Investors and their planners must try to align the parameters of risk capacity with risk tolerance. The dilemma is that, in many cases, investors have a low-risk tolerance and a high capacity for risk, or the converse. For instance, some investors are ready to embrace much riskier investments than their assets or prospects would indicate. Or those who have started saving late for retirement may need to take on more risk than they would ideally like to.
Financial planners use a set of typical profiles to characterize their clients according to suitable types of investments. These groupings provide a framework for discussions.

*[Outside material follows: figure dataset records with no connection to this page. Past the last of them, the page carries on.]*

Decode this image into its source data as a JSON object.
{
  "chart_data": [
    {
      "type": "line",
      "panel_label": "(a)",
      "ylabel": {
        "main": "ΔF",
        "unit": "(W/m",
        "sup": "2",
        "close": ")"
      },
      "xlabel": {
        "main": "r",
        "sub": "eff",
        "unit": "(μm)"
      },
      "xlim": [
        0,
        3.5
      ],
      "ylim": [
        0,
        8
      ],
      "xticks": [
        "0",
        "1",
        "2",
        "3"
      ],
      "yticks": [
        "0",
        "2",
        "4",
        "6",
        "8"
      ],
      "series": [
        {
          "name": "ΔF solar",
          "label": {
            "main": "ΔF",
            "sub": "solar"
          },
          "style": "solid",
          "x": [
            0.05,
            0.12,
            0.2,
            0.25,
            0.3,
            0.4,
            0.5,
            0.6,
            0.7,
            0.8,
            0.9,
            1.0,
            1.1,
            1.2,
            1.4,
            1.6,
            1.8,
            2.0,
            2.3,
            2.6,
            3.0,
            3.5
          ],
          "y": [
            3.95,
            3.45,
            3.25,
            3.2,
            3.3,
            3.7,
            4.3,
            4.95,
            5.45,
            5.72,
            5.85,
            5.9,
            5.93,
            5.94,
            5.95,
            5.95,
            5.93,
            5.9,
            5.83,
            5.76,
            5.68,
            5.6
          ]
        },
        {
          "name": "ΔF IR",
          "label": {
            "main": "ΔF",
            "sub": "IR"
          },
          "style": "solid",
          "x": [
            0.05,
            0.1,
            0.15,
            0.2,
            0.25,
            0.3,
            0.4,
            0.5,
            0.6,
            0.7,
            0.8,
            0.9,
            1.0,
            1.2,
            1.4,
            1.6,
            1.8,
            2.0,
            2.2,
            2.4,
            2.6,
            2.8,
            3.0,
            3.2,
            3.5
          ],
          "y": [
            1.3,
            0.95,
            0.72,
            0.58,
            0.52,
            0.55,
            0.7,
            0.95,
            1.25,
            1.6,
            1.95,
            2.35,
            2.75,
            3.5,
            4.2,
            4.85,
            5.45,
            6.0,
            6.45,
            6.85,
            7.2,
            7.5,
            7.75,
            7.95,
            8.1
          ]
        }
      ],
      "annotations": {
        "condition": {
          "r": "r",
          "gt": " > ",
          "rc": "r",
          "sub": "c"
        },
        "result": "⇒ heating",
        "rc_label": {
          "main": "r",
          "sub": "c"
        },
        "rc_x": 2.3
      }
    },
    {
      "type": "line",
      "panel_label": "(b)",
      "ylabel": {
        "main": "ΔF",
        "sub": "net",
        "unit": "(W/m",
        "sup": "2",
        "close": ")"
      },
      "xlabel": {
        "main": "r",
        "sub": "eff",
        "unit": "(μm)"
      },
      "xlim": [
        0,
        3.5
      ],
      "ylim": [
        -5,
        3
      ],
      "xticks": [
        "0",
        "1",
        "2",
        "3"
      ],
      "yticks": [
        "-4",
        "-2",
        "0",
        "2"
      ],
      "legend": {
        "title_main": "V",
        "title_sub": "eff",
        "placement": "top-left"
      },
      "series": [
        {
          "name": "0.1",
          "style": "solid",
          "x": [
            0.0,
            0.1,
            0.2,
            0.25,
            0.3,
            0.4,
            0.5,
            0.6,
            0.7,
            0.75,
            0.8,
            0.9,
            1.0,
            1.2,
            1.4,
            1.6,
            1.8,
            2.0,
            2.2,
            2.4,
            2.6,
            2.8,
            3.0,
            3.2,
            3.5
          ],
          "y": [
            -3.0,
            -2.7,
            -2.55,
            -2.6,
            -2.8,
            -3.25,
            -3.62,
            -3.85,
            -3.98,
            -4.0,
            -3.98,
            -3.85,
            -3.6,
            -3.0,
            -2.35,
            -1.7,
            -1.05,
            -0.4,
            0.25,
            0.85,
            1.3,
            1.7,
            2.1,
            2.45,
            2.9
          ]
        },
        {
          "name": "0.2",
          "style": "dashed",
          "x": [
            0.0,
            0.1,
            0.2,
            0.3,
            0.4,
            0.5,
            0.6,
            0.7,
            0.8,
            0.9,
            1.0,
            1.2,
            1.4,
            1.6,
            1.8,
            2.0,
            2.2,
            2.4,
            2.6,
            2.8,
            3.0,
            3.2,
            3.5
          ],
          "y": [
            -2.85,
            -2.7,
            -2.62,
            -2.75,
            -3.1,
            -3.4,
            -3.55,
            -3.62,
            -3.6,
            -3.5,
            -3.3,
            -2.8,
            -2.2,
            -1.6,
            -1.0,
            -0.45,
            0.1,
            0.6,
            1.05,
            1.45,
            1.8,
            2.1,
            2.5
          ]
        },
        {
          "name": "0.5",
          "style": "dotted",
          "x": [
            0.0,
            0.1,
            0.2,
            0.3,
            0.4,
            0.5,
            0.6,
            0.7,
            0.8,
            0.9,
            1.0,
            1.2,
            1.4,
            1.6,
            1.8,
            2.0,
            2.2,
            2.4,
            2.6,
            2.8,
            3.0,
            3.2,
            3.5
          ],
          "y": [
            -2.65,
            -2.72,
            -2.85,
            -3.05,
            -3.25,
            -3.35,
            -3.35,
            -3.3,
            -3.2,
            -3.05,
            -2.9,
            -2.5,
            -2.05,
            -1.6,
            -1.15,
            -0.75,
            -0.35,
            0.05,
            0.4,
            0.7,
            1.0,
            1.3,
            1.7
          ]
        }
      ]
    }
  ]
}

At the most cautious end of the spectrum, conservative investors gravitate toward the preservation of capital as an overarching goal. They generally look for interest-bearing securities, such as treasuries or blue-chip corporate bonds, with perhaps a sprinkling of growth stocks.
Next on the continuum, moderate risk investors, with a slightly longer perspective, seek a similar mix, with something like a 70/30 defensive/growth ratio.
Then come balanced portfolios, looking at about a five-year time period. These often divide assets 50/50 between growth, such as equities and listed real estate, and more defensive positions, including cash and fixed income.
Lastly, the most aggressive investors shift closer to all-equities holdings, looking as far as nine or 10 years.
Quizzes and questionnaires
Planners use tools to try to elicit clients’ risk appetites and to help them understand how their own attitudes are guiding their choices. Quizzes pose a slew of questions, such as:
- In how many years do you intend to start making withdrawals, and for how long?
- Which is most important to you, protection or returns?
- Do you expect your income to grow, decrease or stay stable?
Unfortunately, many of these questionnaires are poorly designed and neglect important topics such as longevity and inflation risk. They fail to link risk to specific objectives and focus too narrowly on clients’ risk appetites as an initial screen rather than a thorough examination of goals.
Keeping these limitations in mind, start a conversation with your financial adviser to develop a fuller understanding of how your risk tolerance may be impacting your investment decisions.